II. O recurso do arguido, relativo à reversão, pela decisão recorrida do tribunal da Relação, do juízo absolutório do tribunal de 1.ª Instância, não implica a reapreciação da prova por este Supremo, mas apenas a ponderação da correção e acerto da fundamentação da decisão pelo tribunal recorrido, no culminar do procedimento recursivo, enformado pelo contraditório.
III. Face à inconclusividade da restante prova testemunhal apreciada, as declarações do arguido e o depoimento (em diversos momentos processuais) da vítima, devem constituir o principal suporte da decisão sobre matéria de facto, sopesando-se umas e outras, e decidindo em conformidade.
IV. Sendo um crime por natureza “oculto”, o depoimento da vítima deve merecer especial atenção, quanto à sua espontaneidade e consistência, como forma de aferir da sua verosimilhança e credibilidade.
V. Tendo sido realizada perícia de Psicologia Forense para aferir da credibilidade da vítima, resultando do teor do seu relatório bem como dos esclarecimentos da Senhora Perita em audiência de julgamento, nada contrariar a credibilidade da vítima, impõe-se, no confronto com o teor das declarações do arguido, que como se sabe, não se sujeitam ao dever de verdade, atribuir ao depoimento daquela especial credibilidade, pelo que se sanciona o juízo do tribunal recorrido.
VI. Não se afigura desproporcional e excessiva a medida das penas parcelares de 3 anos de prisão por cada um dos dezasseis crimes de abuso sexual de menor dependente, agravado, pp. pp. nos termos dos artigos 172.º, n.º 1, alínea b) e 177.º, n.º 1, alínea b), do Código Penal.
VII. A pena única do concurso, formada no sistema de cúmulo jurídico, que parte das várias penas parcelares aplicadas pelos vários crimes, deve ser fixada, dentro da moldura do cúmulo, tendo em conta os factos e a personalidade do agente.

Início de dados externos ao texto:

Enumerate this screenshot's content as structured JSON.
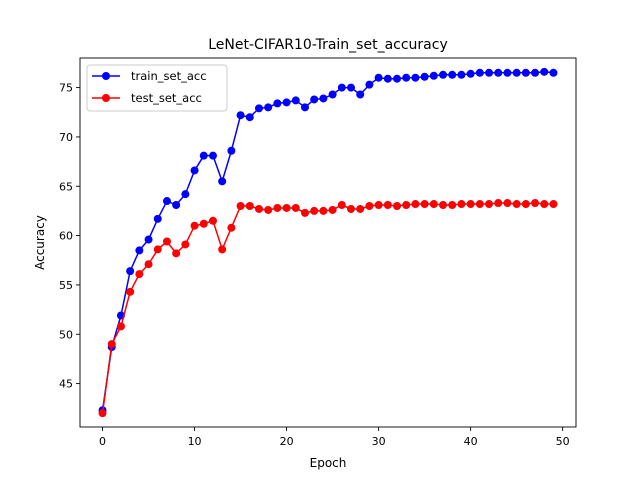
{
  "chart_data": {
    "type": "line",
    "title": "LeNet-CIFAR10-Train_set_accuracy",
    "xlabel": "Epoch",
    "ylabel": "Accuracy",
    "xlim": [
      -2.45,
      51.45
    ],
    "ylim": [
      40.6,
      78.0
    ],
    "xticks": [
      0,
      10,
      20,
      30,
      40,
      50
    ],
    "yticks": [
      45,
      50,
      55,
      60,
      65,
      70,
      75
    ],
    "grid": false,
    "legend_position": "upper-left",
    "x": [
      0,
      1,
      2,
      3,
      4,
      5,
      6,
      7,
      8,
      9,
      10,
      11,
      12,
      13,
      14,
      15,
      16,
      17,
      18,
      19,
      20,
      21,
      22,
      23,
      24,
      25,
      26,
      27,
      28,
      29,
      30,
      31,
      32,
      33,
      34,
      35,
      36,
      37,
      38,
      39,
      40,
      41,
      42,
      43,
      44,
      45,
      46,
      47,
      48,
      49
    ],
    "series": [
      {
        "name": "train_set_acc",
        "color": "#0000ff",
        "values": [
          42.3,
          48.7,
          51.9,
          56.4,
          58.5,
          59.6,
          61.7,
          63.5,
          63.1,
          64.2,
          66.6,
          68.1,
          68.1,
          65.5,
          68.6,
          72.2,
          72.0,
          72.9,
          73.0,
          73.4,
          73.5,
          73.7,
          73.0,
          73.8,
          73.9,
          74.3,
          75.0,
          75.0,
          74.3,
          75.3,
          76.0,
          75.9,
          75.9,
          76.0,
          76.0,
          76.1,
          76.2,
          76.3,
          76.3,
          76.3,
          76.4,
          76.5,
          76.5,
          76.5,
          76.5,
          76.5,
          76.5,
          76.5,
          76.6,
          76.5
        ]
      },
      {
        "name": "test_set_acc",
        "color": "#ff0000",
        "values": [
          42.0,
          49.0,
          50.8,
          54.3,
          56.1,
          57.1,
          58.6,
          59.4,
          58.2,
          59.1,
          61.0,
          61.2,
          61.5,
          58.6,
          60.8,
          63.0,
          63.0,
          62.7,
          62.6,
          62.8,
          62.8,
          62.8,
          62.3,
          62.5,
          62.5,
          62.6,
          63.1,
          62.7,
          62.7,
          63.0,
          63.1,
          63.1,
          63.0,
          63.1,
          63.2,
          63.2,
          63.2,
          63.1,
          63.1,
          63.2,
          63.2,
          63.2,
          63.2,
          63.3,
          63.3,
          63.2,
          63.2,
          63.3,
          63.2,
          63.2
        ]
      }
    ]
  }
}
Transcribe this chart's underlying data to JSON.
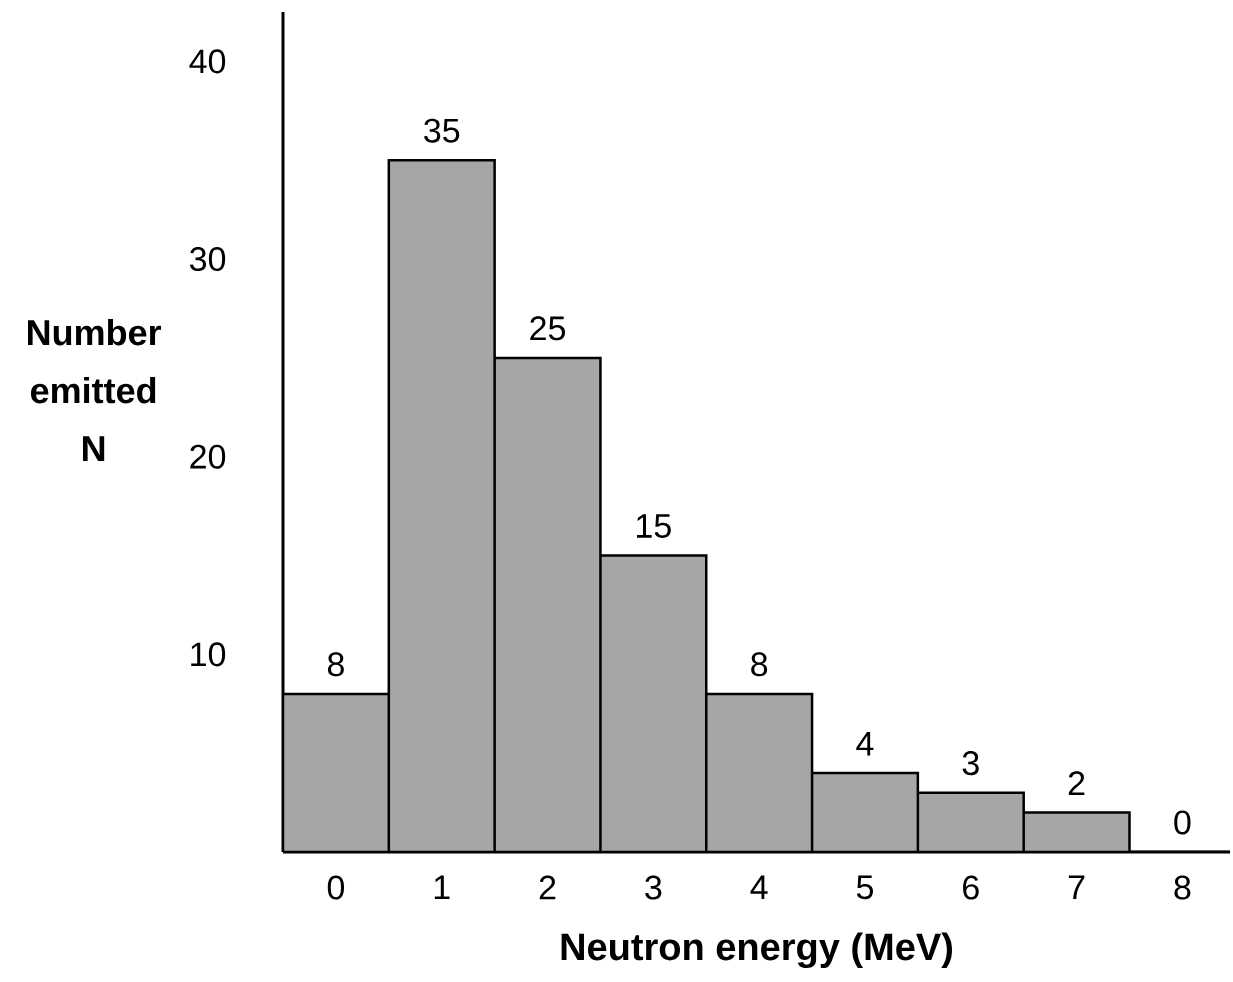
{
  "chart_data": {
    "type": "bar",
    "xlabel": "Neutron energy (MeV)",
    "ylabel": "Number emitted N",
    "categories": [
      "0",
      "1",
      "2",
      "3",
      "4",
      "5",
      "6",
      "7",
      "8"
    ],
    "values": [
      8,
      35,
      25,
      15,
      8,
      4,
      3,
      2,
      0
    ],
    "color": "#a6a6a6",
    "data_labels": true,
    "ylim": [
      0,
      42.5
    ],
    "yticks": [
      10,
      20,
      30,
      40
    ]
  }
}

VIII. A fixação da pena única em cinco (5) anos prisão (suspensa na sua execução por cinco anos, mediante condições de pagamento da indemnização arbitrada à vítima em duas prestações), numa moldura de 3 a 25 anos de prisão (face à regra do art. 77.º, n.º 2, do CP, sendo a soma material das penas parcelares de 48 anos de prisão) parece-nos contemplar – porventura até de forma muito benevolente – um forte fator de compressão da medida das penas remanescentes que integram a relação do cúmulo jurídico, ficando muito abaixo do ponto médio da moldura.
IX. Não divisamos razões válidas para discordar dos critérios enunciados pelo tribunal recorrido, ao aplicar as penas acessórias de proibição de assumir a confiança de menor, em especial a adoção, tutela, curatela, acolhimento familiar, apadrinhamento civil, entrega, guarda ou confiança de menores, por um período de cinco (05) anos, bem como a proibição de exercer profissão, emprego, funções ou atividades, públicas ou privadas, cujo exercício envolva contacto regular com menores, por igual período de tempo (artigos 69.º-C, n.º 2 e 69.º-B, n.º 2, do Código Penal), pelo que se mantém a medida das penas acessórias – coincidente com o limite legal mínimo aplicado em que o arguido foi condenado.
X. Tais penas acessórias, por serem de natureza diferente, não suscitam a necessidade de realização de cúmulo jurídico entre si.
XI. Não pode proceder, em face da matéria de facto relativa às consequências dos crimes para a vítima, a pretensão do arguido no sentido da redução do valor fixado para a compensação da vítima, por danos não patrimoniais, de € 20.000,00 para € 5.000,00.